Este texto me pide valentía. Me pide no esconderme. Me pide vivir mi fe sin renunciar a quién soy. Jesús no envió a sus discípulos a anunciar un mensaje de miedo, sino de vida que se expande. Y yo, desde mi historia LGBTIQ+, quiero creer que también estoy enviado; que mi visibilidad no es un obstáculo, sino una forma concreta de mostrar que el Reino incluye a todas y a todos.

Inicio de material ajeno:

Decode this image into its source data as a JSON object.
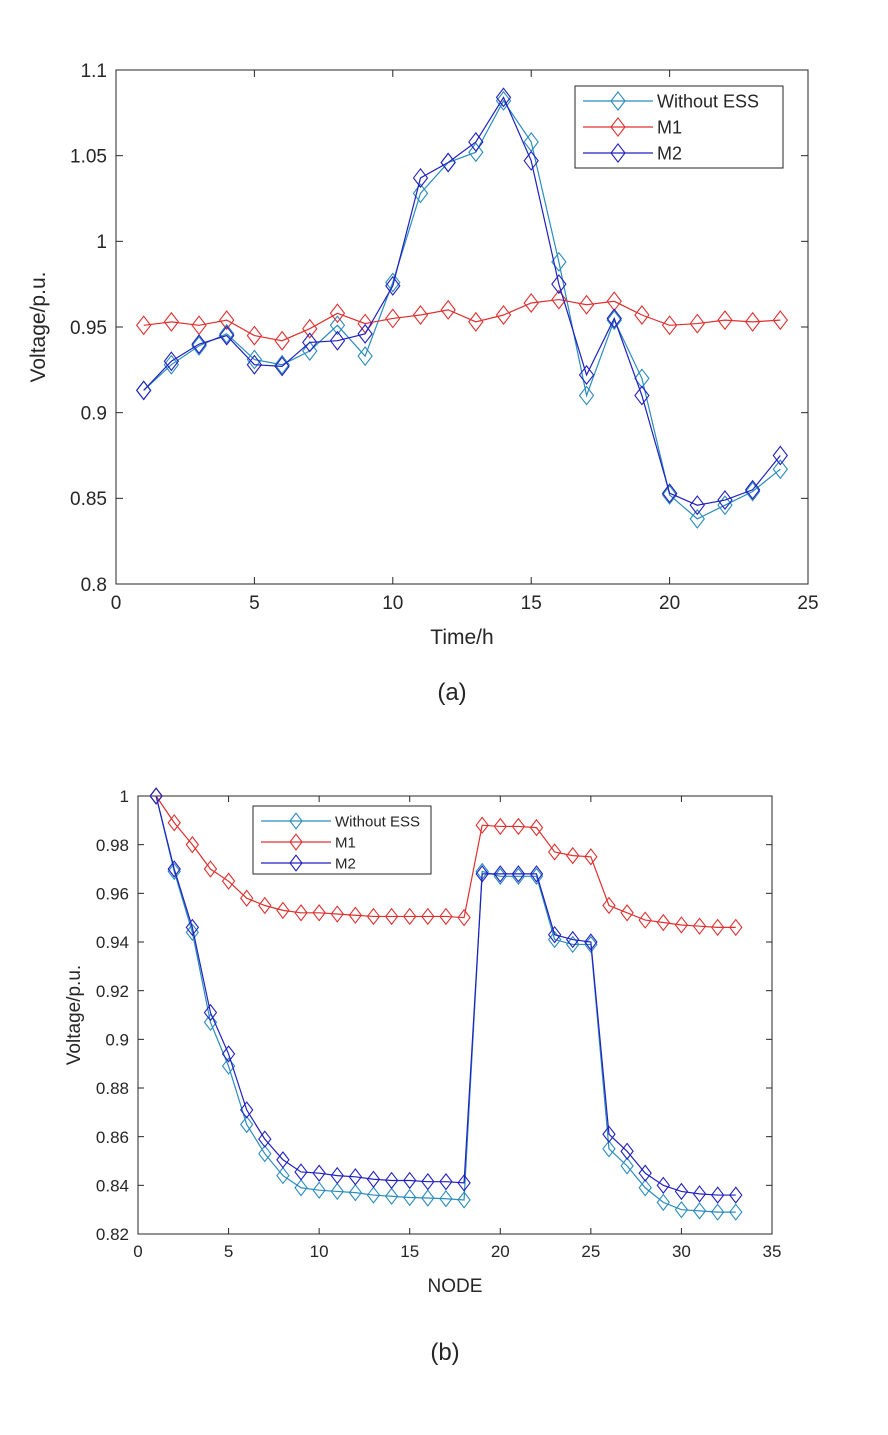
{
  "chart_data": [
    {
      "type": "line",
      "caption": "(a)",
      "title": "",
      "xlabel": "Time/h",
      "ylabel": "Voltage/p.u.",
      "xlim": [
        0,
        25
      ],
      "ylim": [
        0.8,
        1.1
      ],
      "xticks": [
        0,
        5,
        10,
        15,
        20,
        25
      ],
      "yticks": [
        0.8,
        0.85,
        0.9,
        0.95,
        1.0,
        1.05,
        1.1
      ],
      "xtick_labels": [
        "0",
        "5",
        "10",
        "15",
        "20",
        "25"
      ],
      "ytick_labels": [
        "0.8",
        "0.85",
        "0.9",
        "0.95",
        "1",
        "1.05",
        "1.1"
      ],
      "grid": false,
      "legend_position": "top-right",
      "marker": "diamond",
      "x": [
        1,
        2,
        3,
        4,
        5,
        6,
        7,
        8,
        9,
        10,
        11,
        12,
        13,
        14,
        15,
        16,
        17,
        18,
        19,
        20,
        21,
        22,
        23,
        24
      ],
      "series": [
        {
          "name": "Without ESS",
          "color": "#2B8CBE",
          "values": [
            0.913,
            0.928,
            0.939,
            0.946,
            0.931,
            0.928,
            0.936,
            0.951,
            0.933,
            0.976,
            1.028,
            1.046,
            1.052,
            1.082,
            1.058,
            0.988,
            0.91,
            0.954,
            0.92,
            0.852,
            0.838,
            0.846,
            0.854,
            0.867
          ]
        },
        {
          "name": "M1",
          "color": "#E03030",
          "values": [
            0.951,
            0.953,
            0.951,
            0.954,
            0.945,
            0.942,
            0.949,
            0.958,
            0.952,
            0.955,
            0.957,
            0.96,
            0.953,
            0.957,
            0.964,
            0.966,
            0.963,
            0.965,
            0.957,
            0.951,
            0.952,
            0.954,
            0.953,
            0.954
          ]
        },
        {
          "name": "M2",
          "color": "#2020C0",
          "values": [
            0.913,
            0.93,
            0.94,
            0.945,
            0.928,
            0.927,
            0.941,
            0.942,
            0.946,
            0.974,
            1.037,
            1.046,
            1.058,
            1.084,
            1.047,
            0.975,
            0.922,
            0.955,
            0.91,
            0.853,
            0.846,
            0.849,
            0.855,
            0.875
          ]
        }
      ]
    },
    {
      "type": "line",
      "caption": "(b)",
      "title": "",
      "xlabel": "NODE",
      "ylabel": "Voltage/p.u.",
      "xlim": [
        0,
        35
      ],
      "ylim": [
        0.82,
        1.0
      ],
      "xticks": [
        0,
        5,
        10,
        15,
        20,
        25,
        30,
        35
      ],
      "yticks": [
        0.82,
        0.84,
        0.86,
        0.88,
        0.9,
        0.92,
        0.94,
        0.96,
        0.98,
        1.0
      ],
      "xtick_labels": [
        "0",
        "5",
        "10",
        "15",
        "20",
        "25",
        "30",
        "35"
      ],
      "ytick_labels": [
        "0.82",
        "0.84",
        "0.86",
        "0.88",
        "0.9",
        "0.92",
        "0.94",
        "0.96",
        "0.98",
        "1"
      ],
      "grid": false,
      "legend_position": "top-left",
      "marker": "diamond",
      "x": [
        1,
        2,
        3,
        4,
        5,
        6,
        7,
        8,
        9,
        10,
        11,
        12,
        13,
        14,
        15,
        16,
        17,
        18,
        19,
        20,
        21,
        22,
        23,
        24,
        25,
        26,
        27,
        28,
        29,
        30,
        31,
        32,
        33
      ],
      "series": [
        {
          "name": "Without ESS",
          "color": "#2B8CBE",
          "values": [
            1.0,
            0.969,
            0.944,
            0.907,
            0.889,
            0.865,
            0.853,
            0.844,
            0.839,
            0.838,
            0.8375,
            0.837,
            0.836,
            0.8355,
            0.835,
            0.8348,
            0.8345,
            0.834,
            0.969,
            0.967,
            0.967,
            0.967,
            0.941,
            0.939,
            0.939,
            0.855,
            0.848,
            0.839,
            0.833,
            0.83,
            0.8295,
            0.829,
            0.829
          ]
        },
        {
          "name": "M1",
          "color": "#E03030",
          "values": [
            1.0,
            0.989,
            0.98,
            0.97,
            0.965,
            0.958,
            0.955,
            0.953,
            0.952,
            0.952,
            0.9515,
            0.951,
            0.9505,
            0.9505,
            0.9505,
            0.9505,
            0.9505,
            0.95,
            0.988,
            0.9875,
            0.9875,
            0.987,
            0.977,
            0.9755,
            0.975,
            0.955,
            0.952,
            0.949,
            0.948,
            0.947,
            0.9465,
            0.946,
            0.946
          ]
        },
        {
          "name": "M2",
          "color": "#2020C0",
          "values": [
            1.0,
            0.97,
            0.946,
            0.911,
            0.894,
            0.871,
            0.859,
            0.8505,
            0.8455,
            0.845,
            0.844,
            0.8435,
            0.8425,
            0.842,
            0.842,
            0.8415,
            0.8415,
            0.841,
            0.968,
            0.968,
            0.968,
            0.968,
            0.943,
            0.941,
            0.94,
            0.861,
            0.854,
            0.845,
            0.84,
            0.8375,
            0.8365,
            0.836,
            0.836
          ]
        }
      ]
    }
  ]
}
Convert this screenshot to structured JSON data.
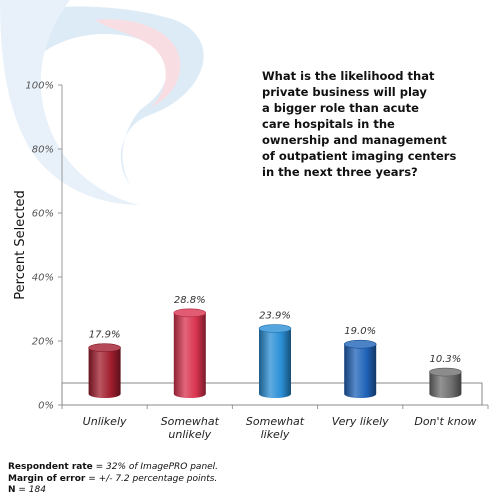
{
  "chart_data": {
    "type": "bar",
    "title": "What is the likelihood that\nprivate business will play\na bigger role than acute\ncare hospitals in the\nownership and management\nof outpatient imaging centers\nin the next three years?",
    "ylabel": "Percent Selected",
    "xlabel": "",
    "ylim": [
      0,
      100
    ],
    "yticks": [
      "0%",
      "20%",
      "40%",
      "60%",
      "80%",
      "100%"
    ],
    "ytick_values": [
      0,
      20,
      40,
      60,
      80,
      100
    ],
    "grid": false,
    "categories": [
      "Unlikely",
      "Somewhat\nunlikely",
      "Somewhat\nlikely",
      "Very likely",
      "Don't know"
    ],
    "values": [
      17.9,
      28.8,
      23.9,
      19.0,
      10.3
    ],
    "value_labels": [
      "17.9%",
      "28.8%",
      "23.9%",
      "19.0%",
      "10.3%"
    ],
    "colors": [
      "#a11d2e",
      "#d9334f",
      "#2a8fd6",
      "#1f63b8",
      "#6f6f6f"
    ]
  },
  "footnotes": [
    {
      "key": "Respondent rate",
      "value": " = 32% of ImagePRO panel."
    },
    {
      "key": "Margin of error",
      "value": " = +/- 7.2 percentage points."
    },
    {
      "key": "N",
      "value": " = 184"
    }
  ]
}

Así, cuando escucho que el Reino de los cielos sufre violencia y los violentos lo arrebatan, lo interpreto desde mis luchas cotidianas: cada vez que alguien intenta arrebatarme la dignidad, la fe o el derecho a existir plenamente, sé que mi resistencia —mi decisión de seguir creyendo, amando y viviendo con autenticidad— es también un acto de fidelidad a ese Reino.

Y por eso, hoy oro desde lo íntimo: que mi vida, mi fe y mi identidad sean un pequeño signo de ese Evangelio que sana, libera y devuelve sitio a quienes durante demasiado tiempo hemos sido empujadas y empujados a la orilla.


En aquel tiempo, Juan, que había oído en la cárcel las obras del Mesías, le mandó a preguntar por medio de sus discípulos: «¿Eres tú el que ha de venir o tenemos que esperar a otro?»
Jesús les respondió: «Id a anunciar a Juan lo que estáis viendo y oyendo: los ciegos ven, y los inválidos andan; los leprosos quedan limpios, y los sordos oyen; los muertos resucitan, y a los pobres se les anuncia el Evangelio. ¡Y dichoso el que no se escandalice de mí!»
Al irse ellos, Jesús se puso a hablar a la gente sobre Juan: «¿Qué salisteis a contemplar en el desierto, una caña sacudida por el viento? ¿O qué fuisteis a ver, un hombre vestido con lujo? Los que visten con lujo habitan en los palacios. Entonces, ¿a qué salisteis?, ¿a ver a un profeta? Sí, os digo, y más que profeta; él es de quien está escrito: «Yo envío mi mensajero delante de ti, para que prepare el camino ante ti.» Os aseguro que no ha nacido de mujer uno más grande que Juan, el Bautista; aunque el más pequeño en el reino de los cielos es más grande que él.»